NEW ORLEANS (AP) – An environmental watchdog group filed a lawsuit Thursday against the company it blames for an oil spill 11 miles off the coast of Louisiana, claiming oil has been flowing into the Gulf of Mexico for more than seven years with few details about what’s being done to stop it.
Waterkeeper Alliance claims hundreds of gallons of oil are leaking every day from the site where an offshore platform and 28 oil wells owned by Taylor Energy Co. were damaged by a seafloor mudslide triggered by Hurricane Ivan in 2004.
By comparison, the 2010 blowout of BP PLC’s Macondo well spewed more than 200 million gallons total, for an average of about 2.35 million gallons a day, according to government figures.
The New York-based alliance said they filed the federal lawsuit in New Orleans because Taylor Energy and government regulators refuse to answer basic questions about their spill response.
“This spill is in relatively shallow water,” said Justin Bloom, a regional director for the group. “If it takes more than seven years to contain a spill like this in a relatively accessible environment, what would happen in a dangerous and inaccessible deepwater environment?”
Taylor Energy didn’t immediately respond to calls Thursday seeking comment. A spokeswoman for the Interior Department’s Bureau of Safety and Environmental Enforcement said the agency doesn’t comment on pending litigation.
The suit accuses the New Orleans-based company of violating the Clean Water Act and Resource Conservation Recovery Act and seeks civil penalties of up to $37,500 per day.
Waterkeeper Alliance says satellite imagery and an analysis of oil slicks indicate oil is leaking from the site at a rate of 100 to 400 gallons per day.
The Coast Guard, however, says the average amount of oil leaking from the site is 7.5 gallons per day. Oil sheens from the site have been “minimal” and have never made landfall, according to the Coast Guard, which says a total of 12,720 gallons of oil have been reported from daily observations since the spill started in 2004 .
The Coast Guard also says three containment domes were deployed to capture the oil.
“The sheen size of a few gallons (in volume as observed over the sheen dimensional area) has been too thin of an oil film to warrant offshore recovery operations,” a Coast Guard statement says.
The April 20, 2010, blowout of the Macondo well triggered the nation’s worst offshore oil spill, with more than 200 million gallons of oil gushing into the Gulf. Oil from the BP spill washed up on beaches, befouled marshes and disrupted the region’s seafood industry.
While the spill blamed on Taylor Energy is minuscule in comparison, Bloom said it’s reasonable to assume the leak has had a “cumulative impact” harmful to the Gulf’s environment.
The Interior Department directed Taylor Energy to deposit $500 million in a trust to cover spill-related expenses, according to a report issued by the Waterkeeper Alliance. The alliance says a rig that Taylor Energy hired to plug the damaged wells hasn’t been seen at the site since June 2011 even though oil slicks continue to be spotted nearby.

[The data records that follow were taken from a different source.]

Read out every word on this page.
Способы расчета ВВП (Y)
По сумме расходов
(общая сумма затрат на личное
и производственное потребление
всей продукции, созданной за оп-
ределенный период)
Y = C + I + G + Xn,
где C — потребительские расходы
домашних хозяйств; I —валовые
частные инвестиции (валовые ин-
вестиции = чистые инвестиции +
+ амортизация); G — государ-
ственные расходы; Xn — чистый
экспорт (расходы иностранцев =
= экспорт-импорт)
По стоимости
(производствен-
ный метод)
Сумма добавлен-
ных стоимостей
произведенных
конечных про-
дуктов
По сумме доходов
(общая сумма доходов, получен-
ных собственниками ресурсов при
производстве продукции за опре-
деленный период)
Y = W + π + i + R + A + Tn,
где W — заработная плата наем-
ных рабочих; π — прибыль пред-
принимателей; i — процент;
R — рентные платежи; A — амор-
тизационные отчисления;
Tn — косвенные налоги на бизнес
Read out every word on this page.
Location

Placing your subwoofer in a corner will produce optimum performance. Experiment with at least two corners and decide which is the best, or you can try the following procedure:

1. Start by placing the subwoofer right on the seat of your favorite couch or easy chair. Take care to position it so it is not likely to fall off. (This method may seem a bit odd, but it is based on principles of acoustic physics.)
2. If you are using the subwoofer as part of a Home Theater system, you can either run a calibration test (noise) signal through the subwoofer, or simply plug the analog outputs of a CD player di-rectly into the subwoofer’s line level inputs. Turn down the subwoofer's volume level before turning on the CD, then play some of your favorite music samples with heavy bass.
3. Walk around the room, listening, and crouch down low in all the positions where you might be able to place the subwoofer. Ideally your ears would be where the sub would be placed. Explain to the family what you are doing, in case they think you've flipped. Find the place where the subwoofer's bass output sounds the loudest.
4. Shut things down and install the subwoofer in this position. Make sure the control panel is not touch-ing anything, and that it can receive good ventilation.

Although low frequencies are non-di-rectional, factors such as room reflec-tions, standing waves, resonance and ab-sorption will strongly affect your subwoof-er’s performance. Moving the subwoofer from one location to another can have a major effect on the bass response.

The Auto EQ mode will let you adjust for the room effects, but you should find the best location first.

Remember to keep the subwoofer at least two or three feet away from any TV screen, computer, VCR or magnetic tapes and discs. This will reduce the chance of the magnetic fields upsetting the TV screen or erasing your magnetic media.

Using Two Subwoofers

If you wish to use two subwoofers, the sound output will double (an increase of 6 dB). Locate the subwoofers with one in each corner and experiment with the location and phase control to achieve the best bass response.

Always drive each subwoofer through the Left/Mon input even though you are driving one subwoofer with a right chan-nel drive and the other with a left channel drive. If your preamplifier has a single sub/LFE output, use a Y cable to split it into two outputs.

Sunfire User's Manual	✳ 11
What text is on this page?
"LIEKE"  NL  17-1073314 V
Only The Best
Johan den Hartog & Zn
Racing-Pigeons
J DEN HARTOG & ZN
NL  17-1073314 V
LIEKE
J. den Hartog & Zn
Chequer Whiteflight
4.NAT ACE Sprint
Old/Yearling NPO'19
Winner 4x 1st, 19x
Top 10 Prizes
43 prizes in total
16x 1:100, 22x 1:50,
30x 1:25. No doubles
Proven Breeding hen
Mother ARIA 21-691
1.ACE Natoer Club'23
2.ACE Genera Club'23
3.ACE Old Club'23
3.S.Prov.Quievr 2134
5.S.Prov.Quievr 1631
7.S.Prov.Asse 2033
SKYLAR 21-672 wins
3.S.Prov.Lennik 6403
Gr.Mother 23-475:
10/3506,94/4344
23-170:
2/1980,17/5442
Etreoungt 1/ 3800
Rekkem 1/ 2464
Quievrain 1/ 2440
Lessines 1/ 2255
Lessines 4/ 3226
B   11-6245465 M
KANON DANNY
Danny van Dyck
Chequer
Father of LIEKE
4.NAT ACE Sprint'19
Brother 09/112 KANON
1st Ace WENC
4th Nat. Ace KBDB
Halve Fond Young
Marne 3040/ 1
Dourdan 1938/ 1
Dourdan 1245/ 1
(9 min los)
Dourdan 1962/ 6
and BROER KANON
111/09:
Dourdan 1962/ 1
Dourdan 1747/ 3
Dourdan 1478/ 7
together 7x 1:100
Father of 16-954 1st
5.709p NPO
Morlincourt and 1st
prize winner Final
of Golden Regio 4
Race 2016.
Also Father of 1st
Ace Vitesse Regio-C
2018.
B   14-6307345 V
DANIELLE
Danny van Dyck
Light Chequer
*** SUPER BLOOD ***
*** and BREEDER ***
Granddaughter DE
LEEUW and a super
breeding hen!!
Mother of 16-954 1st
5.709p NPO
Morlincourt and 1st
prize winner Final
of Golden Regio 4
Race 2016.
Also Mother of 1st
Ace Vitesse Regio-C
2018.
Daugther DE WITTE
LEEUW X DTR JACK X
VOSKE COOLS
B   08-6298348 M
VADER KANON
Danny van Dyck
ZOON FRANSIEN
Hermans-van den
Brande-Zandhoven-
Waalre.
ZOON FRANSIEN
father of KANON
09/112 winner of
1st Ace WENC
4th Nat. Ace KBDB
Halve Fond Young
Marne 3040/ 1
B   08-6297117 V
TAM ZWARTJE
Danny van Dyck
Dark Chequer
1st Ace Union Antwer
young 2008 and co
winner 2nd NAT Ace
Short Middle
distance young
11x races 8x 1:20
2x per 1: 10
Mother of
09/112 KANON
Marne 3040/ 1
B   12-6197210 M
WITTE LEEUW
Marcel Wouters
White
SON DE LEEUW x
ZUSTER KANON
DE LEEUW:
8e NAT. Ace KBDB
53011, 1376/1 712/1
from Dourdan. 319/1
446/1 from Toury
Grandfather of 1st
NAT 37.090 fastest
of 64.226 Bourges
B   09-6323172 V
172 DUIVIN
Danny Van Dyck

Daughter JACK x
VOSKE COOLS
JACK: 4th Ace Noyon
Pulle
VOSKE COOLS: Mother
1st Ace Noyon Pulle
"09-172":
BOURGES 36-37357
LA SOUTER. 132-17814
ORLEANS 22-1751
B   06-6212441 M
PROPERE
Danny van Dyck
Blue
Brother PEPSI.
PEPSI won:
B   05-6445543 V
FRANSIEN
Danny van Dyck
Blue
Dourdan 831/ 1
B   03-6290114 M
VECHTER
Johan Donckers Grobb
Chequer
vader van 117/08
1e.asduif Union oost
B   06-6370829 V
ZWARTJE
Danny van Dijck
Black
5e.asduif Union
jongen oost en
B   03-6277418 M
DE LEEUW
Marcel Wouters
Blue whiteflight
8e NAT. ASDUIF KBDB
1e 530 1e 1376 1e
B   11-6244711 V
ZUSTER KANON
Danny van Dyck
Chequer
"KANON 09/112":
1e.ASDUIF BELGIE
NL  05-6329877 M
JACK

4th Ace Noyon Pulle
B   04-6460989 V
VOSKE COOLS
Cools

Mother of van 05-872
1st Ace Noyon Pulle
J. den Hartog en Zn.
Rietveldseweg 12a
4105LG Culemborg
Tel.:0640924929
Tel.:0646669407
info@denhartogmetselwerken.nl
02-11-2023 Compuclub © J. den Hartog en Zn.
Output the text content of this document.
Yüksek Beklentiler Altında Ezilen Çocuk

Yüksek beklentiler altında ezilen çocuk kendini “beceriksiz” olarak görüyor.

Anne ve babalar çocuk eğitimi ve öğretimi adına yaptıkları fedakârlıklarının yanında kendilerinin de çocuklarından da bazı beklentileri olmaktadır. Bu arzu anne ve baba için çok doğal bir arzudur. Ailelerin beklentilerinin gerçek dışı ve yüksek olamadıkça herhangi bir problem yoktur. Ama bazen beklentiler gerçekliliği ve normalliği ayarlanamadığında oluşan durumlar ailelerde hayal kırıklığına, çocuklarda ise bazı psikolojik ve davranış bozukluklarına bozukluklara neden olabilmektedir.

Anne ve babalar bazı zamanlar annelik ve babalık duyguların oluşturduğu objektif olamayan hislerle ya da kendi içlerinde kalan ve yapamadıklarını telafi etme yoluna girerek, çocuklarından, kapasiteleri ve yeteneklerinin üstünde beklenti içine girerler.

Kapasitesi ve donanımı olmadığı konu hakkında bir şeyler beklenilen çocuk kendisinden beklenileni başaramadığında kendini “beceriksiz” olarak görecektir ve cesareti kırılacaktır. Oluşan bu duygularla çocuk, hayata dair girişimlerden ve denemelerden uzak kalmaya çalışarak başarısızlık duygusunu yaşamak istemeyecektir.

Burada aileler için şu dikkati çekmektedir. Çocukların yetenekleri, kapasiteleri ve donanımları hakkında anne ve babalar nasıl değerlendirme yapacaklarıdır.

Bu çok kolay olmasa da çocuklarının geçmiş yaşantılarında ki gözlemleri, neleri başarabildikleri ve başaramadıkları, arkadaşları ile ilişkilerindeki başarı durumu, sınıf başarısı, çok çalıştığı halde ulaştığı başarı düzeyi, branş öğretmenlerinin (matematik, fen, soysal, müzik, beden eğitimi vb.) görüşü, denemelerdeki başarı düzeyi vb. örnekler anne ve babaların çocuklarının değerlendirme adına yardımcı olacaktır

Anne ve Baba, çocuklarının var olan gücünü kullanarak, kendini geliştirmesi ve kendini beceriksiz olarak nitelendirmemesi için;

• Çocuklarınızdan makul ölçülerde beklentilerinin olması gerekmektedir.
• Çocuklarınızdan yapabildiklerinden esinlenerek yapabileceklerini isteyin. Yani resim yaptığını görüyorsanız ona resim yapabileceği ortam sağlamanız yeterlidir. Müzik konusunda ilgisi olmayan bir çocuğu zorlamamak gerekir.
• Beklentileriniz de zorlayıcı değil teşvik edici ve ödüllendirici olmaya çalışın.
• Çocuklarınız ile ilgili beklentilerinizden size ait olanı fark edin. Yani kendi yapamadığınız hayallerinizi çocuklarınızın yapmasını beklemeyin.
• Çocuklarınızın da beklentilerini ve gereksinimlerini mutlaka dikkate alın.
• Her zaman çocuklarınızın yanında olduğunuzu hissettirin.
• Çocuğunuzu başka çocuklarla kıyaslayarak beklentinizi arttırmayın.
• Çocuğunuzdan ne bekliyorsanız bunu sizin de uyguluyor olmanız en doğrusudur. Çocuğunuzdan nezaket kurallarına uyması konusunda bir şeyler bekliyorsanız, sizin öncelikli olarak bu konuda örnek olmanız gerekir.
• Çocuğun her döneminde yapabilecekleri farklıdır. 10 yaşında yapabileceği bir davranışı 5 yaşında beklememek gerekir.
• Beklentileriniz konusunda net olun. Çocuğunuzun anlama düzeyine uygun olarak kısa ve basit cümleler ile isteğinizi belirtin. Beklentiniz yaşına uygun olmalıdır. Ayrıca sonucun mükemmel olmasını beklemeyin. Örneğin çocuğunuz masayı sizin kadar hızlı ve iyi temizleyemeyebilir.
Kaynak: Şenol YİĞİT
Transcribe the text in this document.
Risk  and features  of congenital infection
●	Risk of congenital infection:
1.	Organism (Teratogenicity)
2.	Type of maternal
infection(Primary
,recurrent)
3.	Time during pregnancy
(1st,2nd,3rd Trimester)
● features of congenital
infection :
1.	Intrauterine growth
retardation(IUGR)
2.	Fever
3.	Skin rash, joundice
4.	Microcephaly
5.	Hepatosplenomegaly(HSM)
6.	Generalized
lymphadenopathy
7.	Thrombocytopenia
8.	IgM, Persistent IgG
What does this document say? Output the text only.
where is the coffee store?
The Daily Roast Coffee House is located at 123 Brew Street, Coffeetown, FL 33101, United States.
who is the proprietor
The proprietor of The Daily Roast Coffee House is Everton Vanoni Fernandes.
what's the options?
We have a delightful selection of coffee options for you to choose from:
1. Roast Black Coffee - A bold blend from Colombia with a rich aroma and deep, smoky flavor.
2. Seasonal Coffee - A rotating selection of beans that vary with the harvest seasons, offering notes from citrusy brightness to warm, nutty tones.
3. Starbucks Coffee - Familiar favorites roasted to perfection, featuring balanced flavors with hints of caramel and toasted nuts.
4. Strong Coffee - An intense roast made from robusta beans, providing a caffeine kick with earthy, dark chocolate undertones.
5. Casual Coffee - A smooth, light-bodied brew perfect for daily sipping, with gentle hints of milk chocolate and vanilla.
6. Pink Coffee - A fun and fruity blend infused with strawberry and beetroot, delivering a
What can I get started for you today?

“This suggests that fixing the leak is a low priority for the company and government regulators,” the report says.
Other environmental groups are named as plaintiffs in the suit, including the Louisiana Environmental Action Network, Atchafalaya Basinkeeper, Galveston Baykeeper and Louisiana Bayoukeeper.
In October, Waterkeeper Alliance filed a notice of its intent to sue and sent demand letters to Taylor Energy and two other companies, Korea National Oil Corp. and Samsung C&T Corp. In 2008, Taylor Energy sold most of its energy assets for an undisclosed price to the other two companies, which formed a joint venture to operate them. Korea National and Samsung, however, have said Taylor Energy retained ownership of the production platform and wells that are the target of the lawsuit.